Laptop of course wouldn't work out because imagine trying to manufacture those things at scale! Also, these fluids when they evaporate aren't exactly kind to the atmosphere.
http://youtu.be/WIVt66RSWNU?t=9m31s (sorry, only in Russian)
Look up entropy and thermodynamics for more background.
This is better because... there's no per-server hardware to get the heat to the cooler?
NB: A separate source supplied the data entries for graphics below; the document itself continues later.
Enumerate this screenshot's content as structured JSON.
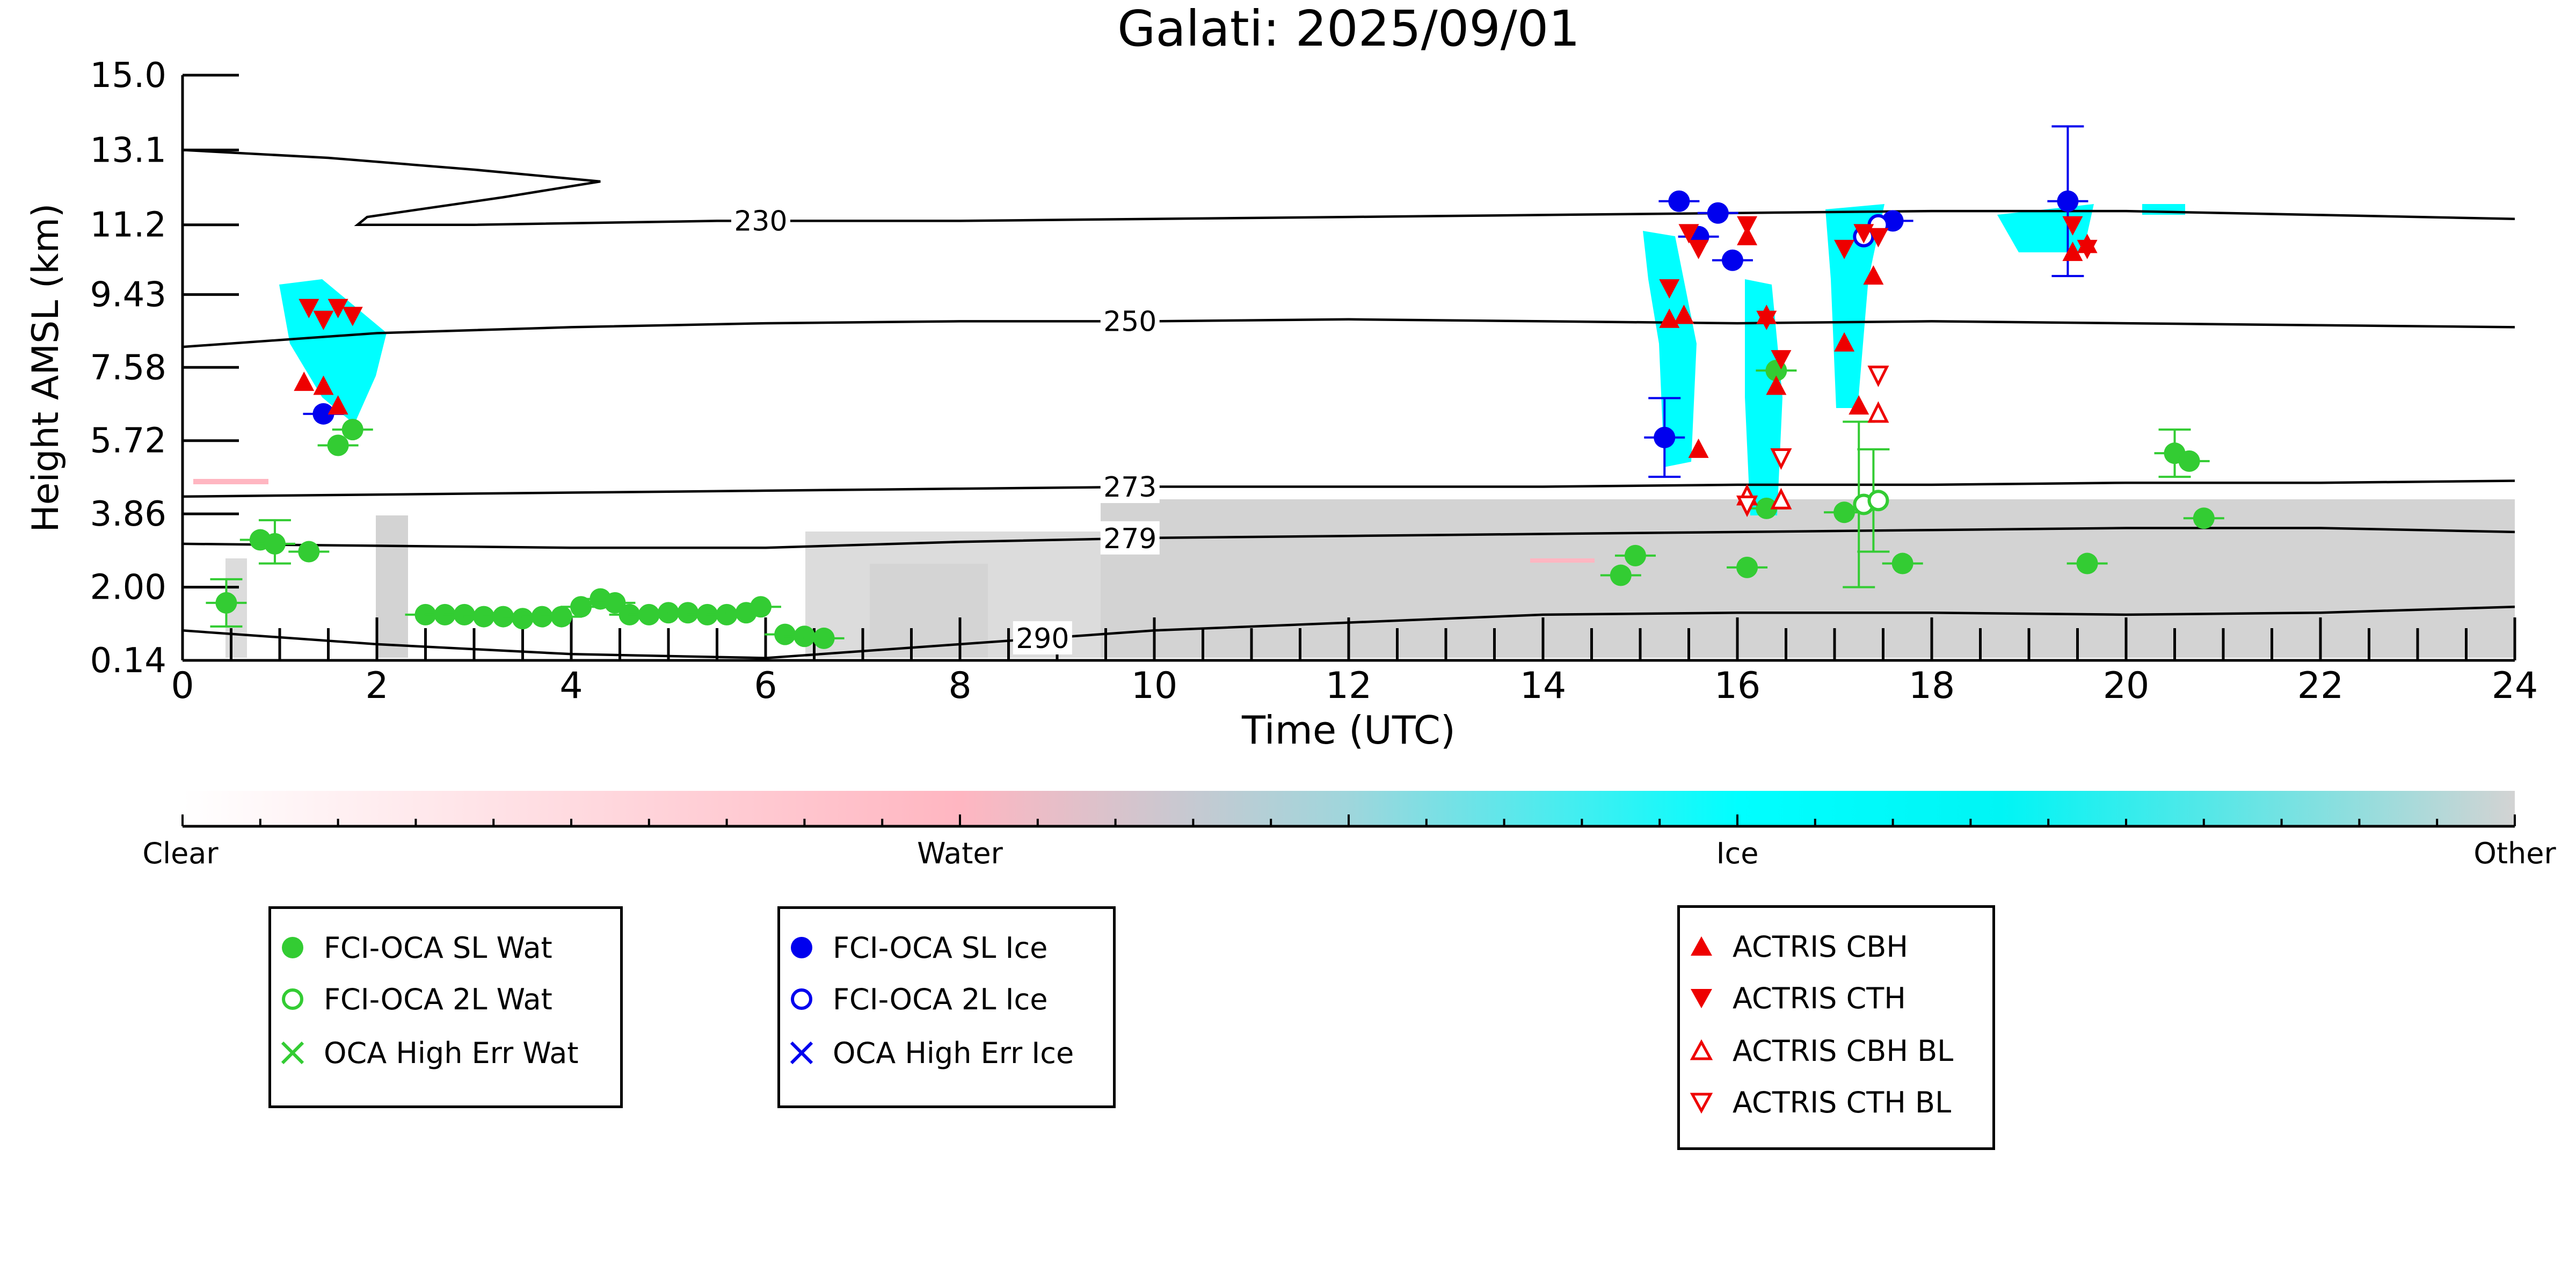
{
  "chart_data": {
    "type": "scatter",
    "title": "Galati: 2025/09/01",
    "xlabel": "Time (UTC)",
    "ylabel": "Height AMSL (km)",
    "xlim": [
      0,
      24
    ],
    "ylim": [
      0.14,
      15.0
    ],
    "x_ticks": [
      "0",
      "2",
      "4",
      "6",
      "8",
      "10",
      "12",
      "14",
      "16",
      "18",
      "20",
      "22",
      "24"
    ],
    "y_ticks": [
      "0.14",
      "2.00",
      "3.86",
      "5.72",
      "7.58",
      "9.43",
      "11.2",
      "13.1",
      "15.0"
    ],
    "grid": false,
    "colorbar": {
      "labels": [
        "Clear",
        "Water",
        "Ice",
        "Other"
      ],
      "colors": [
        "#ffffff",
        "#ffb6c1",
        "#00ffff",
        "#d3d3d3"
      ]
    },
    "contours": [
      {
        "label": "230",
        "points": [
          [
            0.0,
            13.1
          ],
          [
            1.5,
            12.9
          ],
          [
            3.0,
            12.6
          ],
          [
            4.3,
            12.3
          ],
          [
            3.3,
            11.9
          ],
          [
            1.9,
            11.4
          ],
          [
            1.8,
            11.2
          ],
          [
            3.0,
            11.2
          ],
          [
            5.5,
            11.3
          ],
          [
            8,
            11.3
          ],
          [
            10,
            11.35
          ],
          [
            12,
            11.4
          ],
          [
            14,
            11.45
          ],
          [
            16,
            11.5
          ],
          [
            18,
            11.55
          ],
          [
            20,
            11.55
          ],
          [
            22,
            11.45
          ],
          [
            24,
            11.35
          ]
        ]
      },
      {
        "label": "250",
        "points": [
          [
            0.0,
            8.1
          ],
          [
            2,
            8.45
          ],
          [
            4,
            8.6
          ],
          [
            6,
            8.7
          ],
          [
            8,
            8.75
          ],
          [
            10,
            8.75
          ],
          [
            12,
            8.8
          ],
          [
            14,
            8.75
          ],
          [
            16,
            8.7
          ],
          [
            18,
            8.75
          ],
          [
            20,
            8.7
          ],
          [
            22,
            8.65
          ],
          [
            24,
            8.6
          ]
        ]
      },
      {
        "label": "273",
        "points": [
          [
            0.0,
            4.3
          ],
          [
            2,
            4.35
          ],
          [
            4,
            4.4
          ],
          [
            6,
            4.45
          ],
          [
            8,
            4.5
          ],
          [
            10,
            4.55
          ],
          [
            12,
            4.55
          ],
          [
            14,
            4.55
          ],
          [
            16,
            4.6
          ],
          [
            18,
            4.6
          ],
          [
            20,
            4.65
          ],
          [
            22,
            4.65
          ],
          [
            24,
            4.7
          ]
        ]
      },
      {
        "label": "279",
        "points": [
          [
            0.0,
            3.1
          ],
          [
            2,
            3.05
          ],
          [
            4,
            3.0
          ],
          [
            6,
            3.0
          ],
          [
            8,
            3.15
          ],
          [
            10,
            3.25
          ],
          [
            12,
            3.3
          ],
          [
            14,
            3.35
          ],
          [
            16,
            3.4
          ],
          [
            18,
            3.45
          ],
          [
            20,
            3.5
          ],
          [
            22,
            3.5
          ],
          [
            24,
            3.4
          ]
        ]
      },
      {
        "label": "290",
        "points": [
          [
            0.0,
            0.9
          ],
          [
            2,
            0.55
          ],
          [
            4,
            0.3
          ],
          [
            6,
            0.2
          ],
          [
            8,
            0.55
          ],
          [
            10,
            0.9
          ],
          [
            12,
            1.1
          ],
          [
            14,
            1.3
          ],
          [
            16,
            1.35
          ],
          [
            18,
            1.35
          ],
          [
            20,
            1.3
          ],
          [
            22,
            1.35
          ],
          [
            24,
            1.5
          ]
        ]
      }
    ],
    "series": [
      {
        "name": "FCI-OCA SL Wat",
        "color": "#33cc33",
        "marker": "filled-circle",
        "points": [
          [
            0.45,
            1.6
          ],
          [
            0.8,
            3.2
          ],
          [
            0.95,
            3.1
          ],
          [
            1.3,
            2.9
          ],
          [
            1.6,
            5.6
          ],
          [
            1.75,
            6.0
          ],
          [
            2.5,
            1.3
          ],
          [
            2.7,
            1.3
          ],
          [
            2.9,
            1.3
          ],
          [
            3.1,
            1.25
          ],
          [
            3.3,
            1.25
          ],
          [
            3.5,
            1.2
          ],
          [
            3.7,
            1.25
          ],
          [
            3.9,
            1.25
          ],
          [
            4.1,
            1.5
          ],
          [
            4.3,
            1.7
          ],
          [
            4.45,
            1.6
          ],
          [
            4.6,
            1.3
          ],
          [
            4.8,
            1.3
          ],
          [
            5.0,
            1.35
          ],
          [
            5.2,
            1.35
          ],
          [
            5.4,
            1.3
          ],
          [
            5.6,
            1.3
          ],
          [
            5.8,
            1.35
          ],
          [
            5.95,
            1.5
          ],
          [
            6.2,
            0.8
          ],
          [
            6.4,
            0.75
          ],
          [
            6.6,
            0.7
          ],
          [
            14.8,
            2.3
          ],
          [
            14.95,
            2.8
          ],
          [
            16.1,
            2.5
          ],
          [
            16.3,
            4.0
          ],
          [
            16.4,
            7.5
          ],
          [
            17.1,
            3.9
          ],
          [
            17.7,
            2.6
          ],
          [
            19.6,
            2.6
          ],
          [
            20.5,
            5.4
          ],
          [
            20.65,
            5.2
          ],
          [
            20.8,
            3.75
          ]
        ]
      },
      {
        "name": "FCI-OCA 2L Wat",
        "color": "#33cc33",
        "marker": "open-circle",
        "points": [
          [
            17.3,
            4.1
          ],
          [
            17.45,
            4.2
          ]
        ]
      },
      {
        "name": "OCA High Err Wat",
        "color": "#33cc33",
        "marker": "x",
        "points": []
      },
      {
        "name": "FCI-OCA SL Ice",
        "color": "#0000ee",
        "marker": "filled-circle",
        "points": [
          [
            1.45,
            6.4
          ],
          [
            15.25,
            5.8
          ],
          [
            15.4,
            11.8
          ],
          [
            15.6,
            10.9
          ],
          [
            15.8,
            11.5
          ],
          [
            15.95,
            10.3
          ],
          [
            17.6,
            11.3
          ],
          [
            19.4,
            11.8
          ]
        ]
      },
      {
        "name": "FCI-OCA 2L Ice",
        "color": "#0000ee",
        "marker": "open-circle",
        "points": [
          [
            17.3,
            10.9
          ],
          [
            17.45,
            11.2
          ]
        ]
      },
      {
        "name": "OCA High Err Ice",
        "color": "#0000ee",
        "marker": "x",
        "points": []
      },
      {
        "name": "ACTRIS CBH",
        "color": "#ee0000",
        "marker": "triangle-up",
        "points": [
          [
            1.25,
            7.2
          ],
          [
            1.45,
            7.1
          ],
          [
            1.6,
            6.6
          ],
          [
            15.3,
            8.8
          ],
          [
            15.45,
            8.9
          ],
          [
            15.6,
            5.5
          ],
          [
            16.1,
            10.9
          ],
          [
            16.3,
            8.9
          ],
          [
            16.4,
            7.1
          ],
          [
            17.1,
            8.2
          ],
          [
            17.25,
            6.6
          ],
          [
            17.4,
            9.9
          ],
          [
            19.45,
            10.5
          ],
          [
            19.6,
            10.7
          ]
        ]
      },
      {
        "name": "ACTRIS CTH",
        "color": "#ee0000",
        "marker": "triangle-down",
        "points": [
          [
            1.3,
            9.1
          ],
          [
            1.45,
            8.8
          ],
          [
            1.6,
            9.1
          ],
          [
            1.75,
            8.9
          ],
          [
            15.3,
            9.6
          ],
          [
            15.5,
            11.0
          ],
          [
            15.6,
            10.6
          ],
          [
            16.1,
            11.2
          ],
          [
            16.3,
            8.8
          ],
          [
            16.45,
            7.8
          ],
          [
            17.1,
            10.6
          ],
          [
            17.3,
            11.0
          ],
          [
            17.45,
            10.9
          ],
          [
            19.45,
            11.2
          ],
          [
            19.6,
            10.6
          ]
        ]
      },
      {
        "name": "ACTRIS CBH BL",
        "color": "#ee0000",
        "marker": "open-triangle-up",
        "points": [
          [
            16.1,
            4.3
          ],
          [
            16.45,
            4.2
          ],
          [
            17.45,
            6.4
          ]
        ]
      },
      {
        "name": "ACTRIS CTH BL",
        "color": "#ee0000",
        "marker": "open-triangle-down",
        "points": [
          [
            16.1,
            4.1
          ],
          [
            16.45,
            5.3
          ],
          [
            17.45,
            7.4
          ]
        ]
      }
    ],
    "errorbars": [
      {
        "color": "#33cc33",
        "x": 0.45,
        "low": 1.0,
        "high": 2.2
      },
      {
        "color": "#33cc33",
        "x": 0.95,
        "low": 2.6,
        "high": 3.7
      },
      {
        "color": "#33cc33",
        "x": 17.25,
        "low": 2.0,
        "high": 6.2
      },
      {
        "color": "#33cc33",
        "x": 17.4,
        "low": 2.9,
        "high": 5.5
      },
      {
        "color": "#33cc33",
        "x": 20.5,
        "low": 4.8,
        "high": 6.0
      },
      {
        "color": "#0000ee",
        "x": 15.25,
        "low": 4.8,
        "high": 6.8
      },
      {
        "color": "#0000ee",
        "x": 19.4,
        "low": 9.9,
        "high": 13.7
      }
    ]
  },
  "legends": [
    {
      "items": [
        {
          "label": "FCI-OCA SL Wat",
          "color": "#33cc33",
          "marker": "filled-circle"
        },
        {
          "label": "FCI-OCA 2L Wat",
          "color": "#33cc33",
          "marker": "open-circle"
        },
        {
          "label": "OCA High Err Wat",
          "color": "#33cc33",
          "marker": "x"
        }
      ]
    },
    {
      "items": [
        {
          "label": "FCI-OCA SL Ice",
          "color": "#0000ee",
          "marker": "filled-circle"
        },
        {
          "label": "FCI-OCA 2L Ice",
          "color": "#0000ee",
          "marker": "open-circle"
        },
        {
          "label": "OCA High Err Ice",
          "color": "#0000ee",
          "marker": "x"
        }
      ]
    },
    {
      "items": [
        {
          "label": "ACTRIS CBH",
          "color": "#ee0000",
          "marker": "triangle-up"
        },
        {
          "label": "ACTRIS CTH",
          "color": "#ee0000",
          "marker": "triangle-down"
        },
        {
          "label": "ACTRIS CBH BL",
          "color": "#ee0000",
          "marker": "open-triangle-up"
        },
        {
          "label": "ACTRIS CTH BL",
          "color": "#ee0000",
          "marker": "open-triangle-down"
        }
      ]
    }
  ]
}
Just a mostly-sealed room (or tank) with one inlet pipe and one outlet vent?
I'm assuming that tanks full of presumably patented special-purpose liquid would be rather expensive, and that sealed partially-evacuated piping ought to be somewhat less so.
As for chaining up heat pipes... not really sure how to respond to that.
But http://blog.iceotope.com/2012/03/iceotope-liquid-cools-cabin... omits the crucial detail that the Novec boils inside your server, which is why it can work so well, and http://solutions.3m.com/wps/portal/3M/en_US/NA-DataCenters/D... of course doesn't mention Iceotope at all.
(Thanks to uvdiv for digging up the actual information!)
Since The Register is a British site, and is also known for often being somewhat tongue in cheek, there really isn't anything to read in to their use of the word.
http://en.wikipedia.org/wiki/Boffin
"There is little that irritates scientists more than the idea of the "boffin". This century-old meme has at least two flavours: the befuddled, bespectacled, bad-hair-day (or no-hair-day) man, socially inept but somewhat cuddly (think Doc in Back To The Future); and there is the more sinister iteration: the equally dishevelled but cold, arrogant and/or mad male meddler, bent on no good (think Rotwang in Metropolis).
"Neither of these versions is remotely flattering, and neither bears any resemblance to reality."